Texas House OKs Statewide Ride-Hailing Rules, Defying Austin

AUSTIN, Texas -- The Texas House has voted to create statewide regulations for ride-hailing companies, potentially voiding a local Austin ordinance that caused Uber and Lyft to stop operating in the state capital.

After a few hours of debate about HB 100, the House gave the initial green light to enact a statewide law.

"Statewide regulation for TNC has become the best practice across the country," said Rep. Chris Paddie, R-Marshall.

Paddie's bill brings Transportation Networking Companies, or TNC's, under Texas regulators' control, while requiring them to pay fees to the state.
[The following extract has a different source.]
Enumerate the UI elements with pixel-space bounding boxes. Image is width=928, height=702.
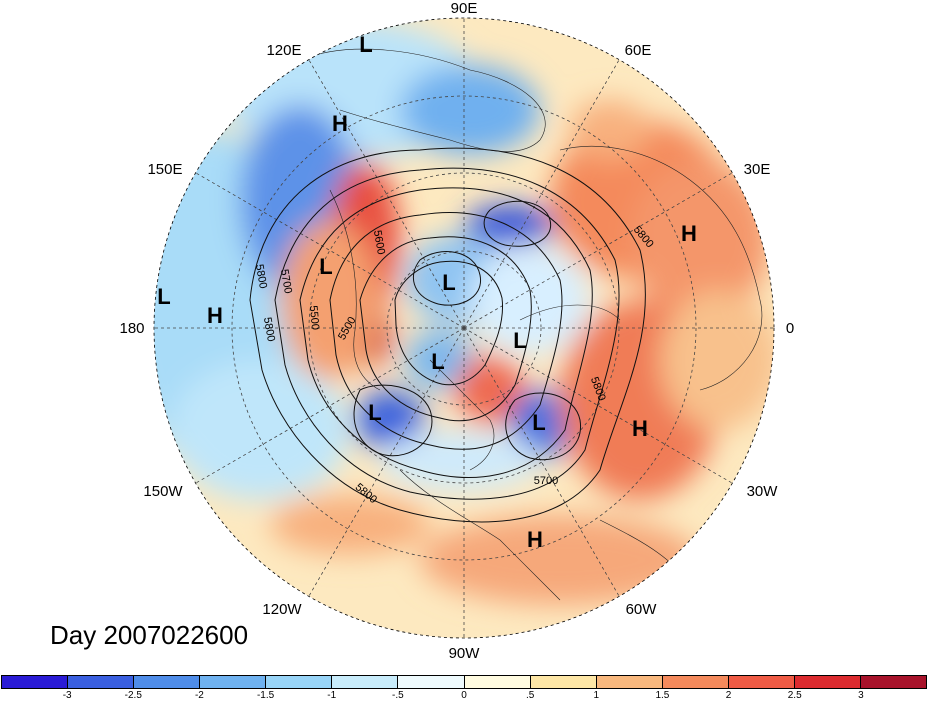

The bill requires annual background checks, but not fingerprinting, which has been at the core of much of the debate in Texas and across the country.

Efforts to tack on language that would require, or make optional, fingerprint background checks failed.

"We need to make sure that we're protecting citizens of this state and at least allow the cities to protect their citizens so we don't have people getting in the car with folks they shouldn't be getting in the car with," said Rep. Yvonne Davis. D-Dallas.

Paddie stood firm in his opposition to fingerprints, saying he didn't believe they'd make TNC's safer.

Another amendment that was squashed aimed to level the playing field for traditional taxi's to compete with the increasing popularity of ride hailing companies.

Taxi companies have been critical of Uber and Lyft's refusal to operate under Austin's fingerprint rules.

An amendment that did pass, defining 'sex' as the physical condition of being male or female as it pertains to ride-hailing. 

"I just want to define what 'sex' means to keep, clean, clarification for drivers, owners of the business and customers," said Rep. Tony Tinderholt, R-Arlington.

In the end, the House overwhelmingly approved the bill -- fingerprintless.

Paddie says 41 other states have a framework for how to regulate TNC's, and that none of them require fingerprint background checks. He added that 20 cities in Texas currently regulate them at the local level.